St. Paul's fingerfin (Nemadactylus monodactylus), is a species of marine ray-finned fish, traditionally regarded as belonging to the family Cheilodactylidae, the members of which are commonly known as morwongs. It is native to the southwestern Indian Ocean and southeastern Atlantic Ocean.

==Taxonomy==
The St. Paul’s fingerfin was first formally described as Chaetodon monodactylus in 1819 by the Scottish Army surgeon and botanist Dugald Carmichael with the type locality given as Tristan da Cunha. The specific name monodactylus means “one fingered”, a reference to the elongated 6th lowest fin ray in the pectoral fin. Genetic and morphological analyses strongly support the placement of Nemadactylus in the family Latridae, alongside almost all of the other species formerly classified in the Cheilodactylidae.

==Description==
St Paul’s fingerfin has an oblong and compressed body, its shape altering as the fish grows. it has small head with a small mouth with thick, fleshy lips and small villiform teeth arranged in rows in the front of the jaws. They have a long dorsal fin which contains 17 or 18 spines and 24 to 27 soft rays while the anal fin with 3 robust spines, the middle one being the most robust, and 12 soft rays. The pectoral fins have 15 or 16 rays, of which the lowest 6 or 7 are robust, simple and extended, one of the two uppermost rays are very robust and longer than the others, reaching the anal fin spine. The pelvic fins are located quite far to the rear of the pectoral fins. The caudal fin is forked. The overall colour is grey with darker vertical bars which disappear in air. The maximum total length of this species 60 cm.
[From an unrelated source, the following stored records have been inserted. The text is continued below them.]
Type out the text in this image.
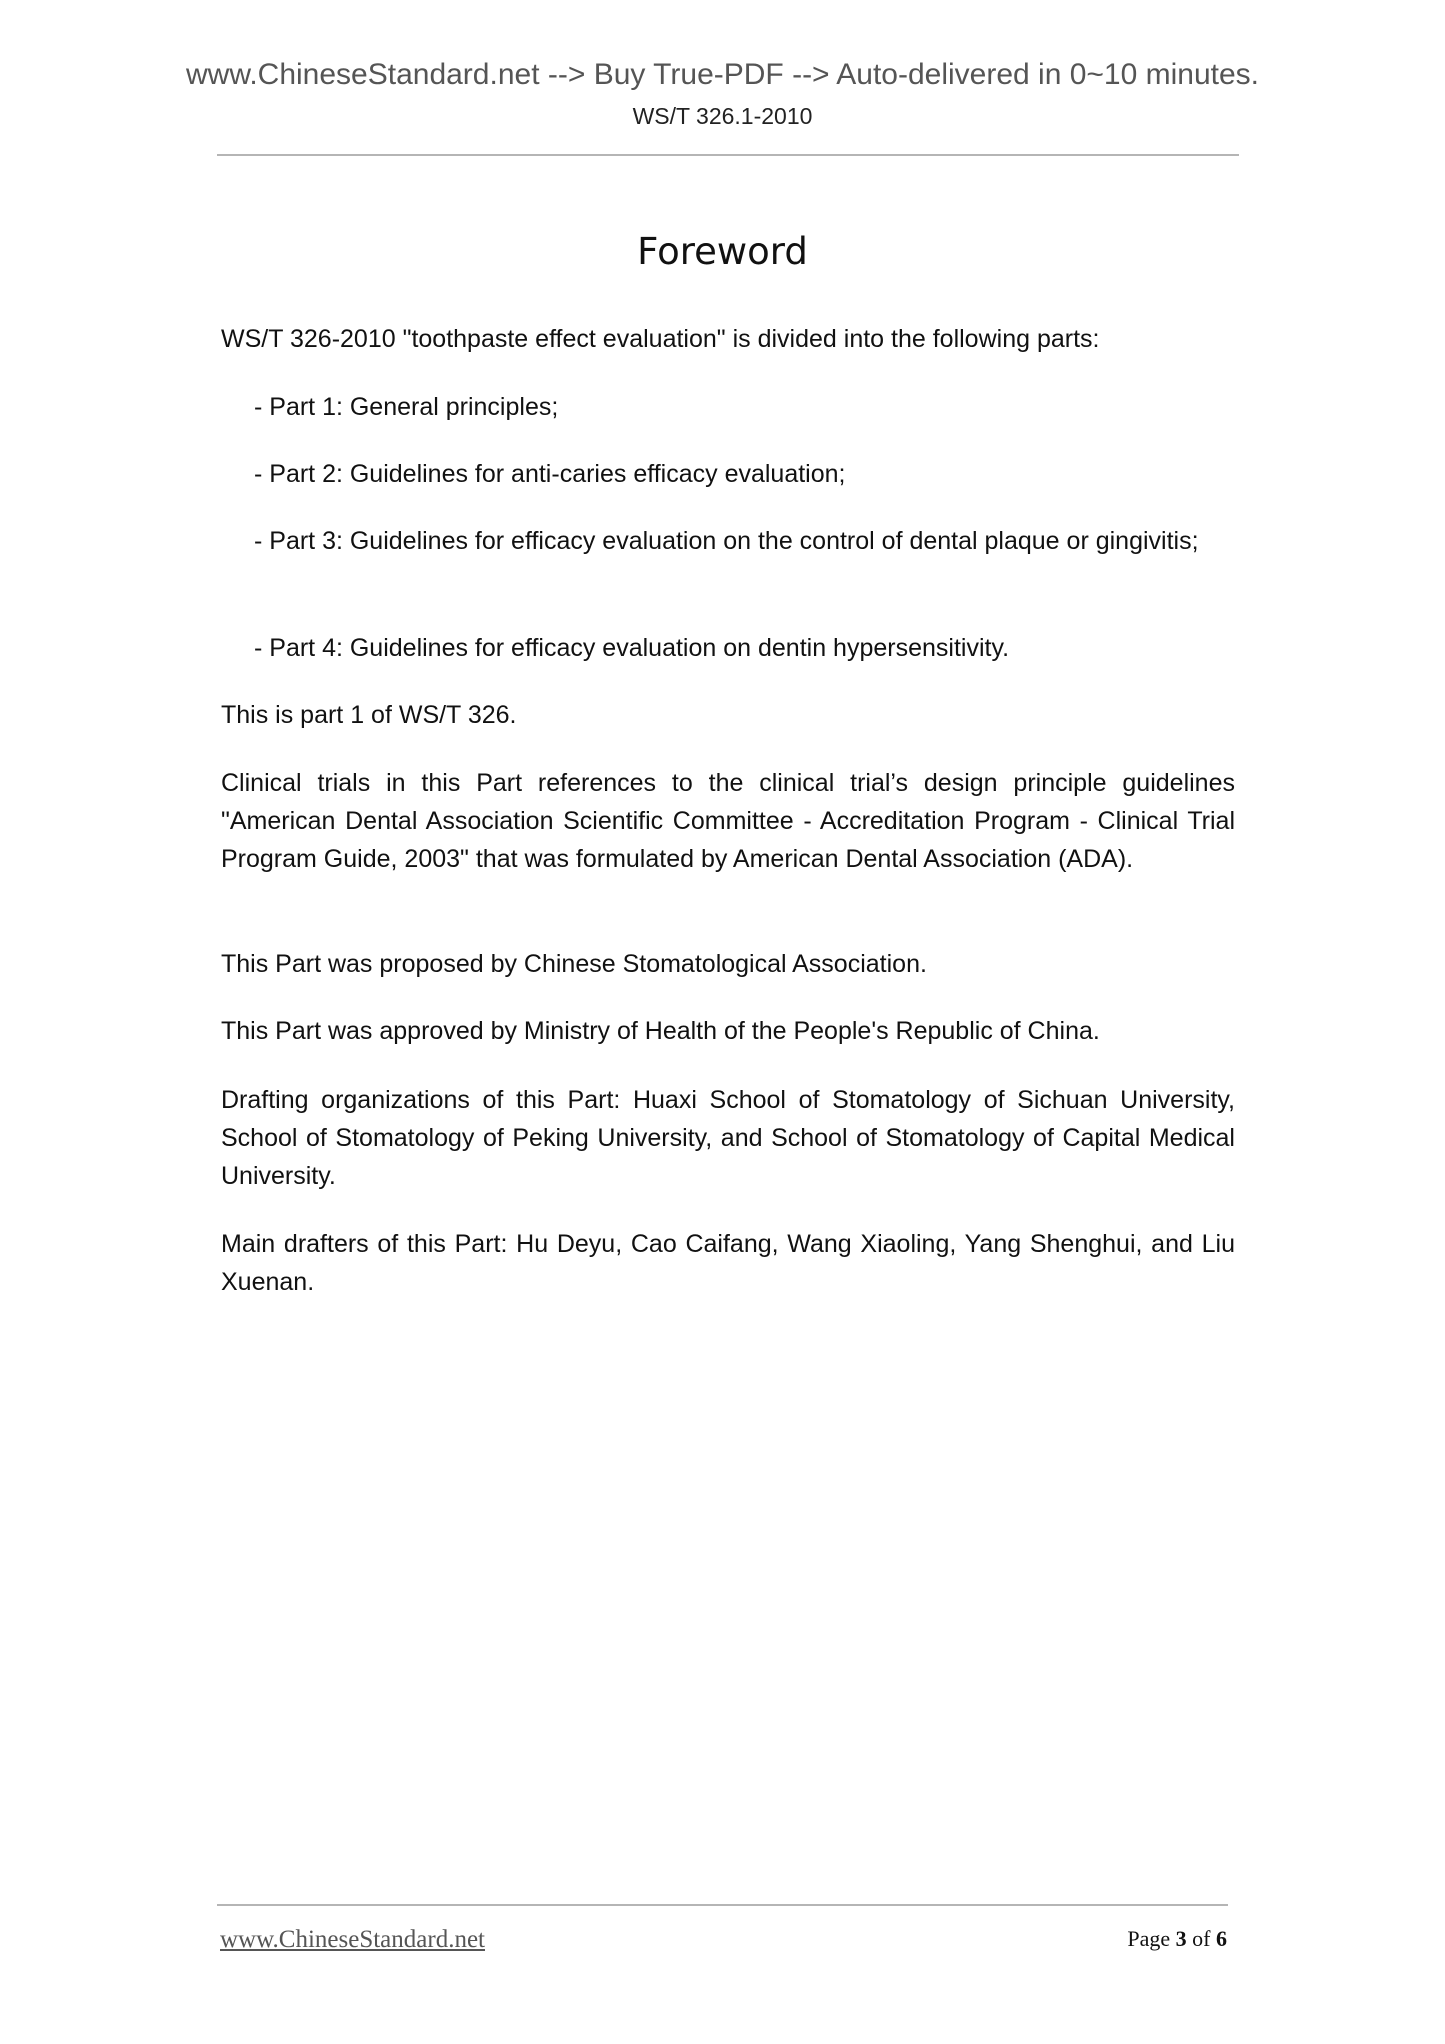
www.ChineseStandard.net --> Buy True-PDF --> Auto-delivered in 0~10 minutes.
WS/T 326.1-2010
Foreword
WS/T 326-2010 "toothpaste effect evaluation" is divided into the following parts:
- Part 1: General principles;
- Part 2: Guidelines for anti-caries efficacy evaluation;
- Part 3: Guidelines for efficacy evaluation on the control of dental plaque or gingivitis;
- Part 4: Guidelines for efficacy evaluation on dentin hypersensitivity.
This is part 1 of WS/T 326.
Clinical trials in this Part references to the clinical trial’s design principle guidelines "American Dental Association Scientific Committee - Accreditation Program - Clinical Trial Program Guide, 2003" that was formulated by American Dental Association (ADA).
This Part was proposed by Chinese Stomatological Association.
This Part was approved by Ministry of Health of the People's Republic of China.
Drafting organizations of this Part: Huaxi School of Stomatology of Sichuan University, School of Stomatology of Peking University, and School of Stomatology of Capital Medical University.
Main drafters of this Part: Hu Deyu, Cao Caifang, Wang Xiaoling, Yang Shenghui, and Liu Xuenan.
www.ChineseStandard.net	Page 3 of 6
==Distribution and habitat==
The St Paul’s fingerfin occurs around the Tristan Islands and the Vema Seamount in the South Atlantic Ocean and off Amsterdam and St Paul Island in the southwestern Indian Ocean and on the Austral Seamount and Walters Shoal. It is the commonest fish off Tristan da Cunha. This is a benthopelagic species.

==Biology==
The St Paul’s fingerfin is a carnivorous species which feeds on benthic and pelagic animals.

==Fisheries==
The St Paul’s fingerfin is fished for but no statistics are complied on the landings. There is a minimum size limit of 25 cm on catches in Tristan da Cunha.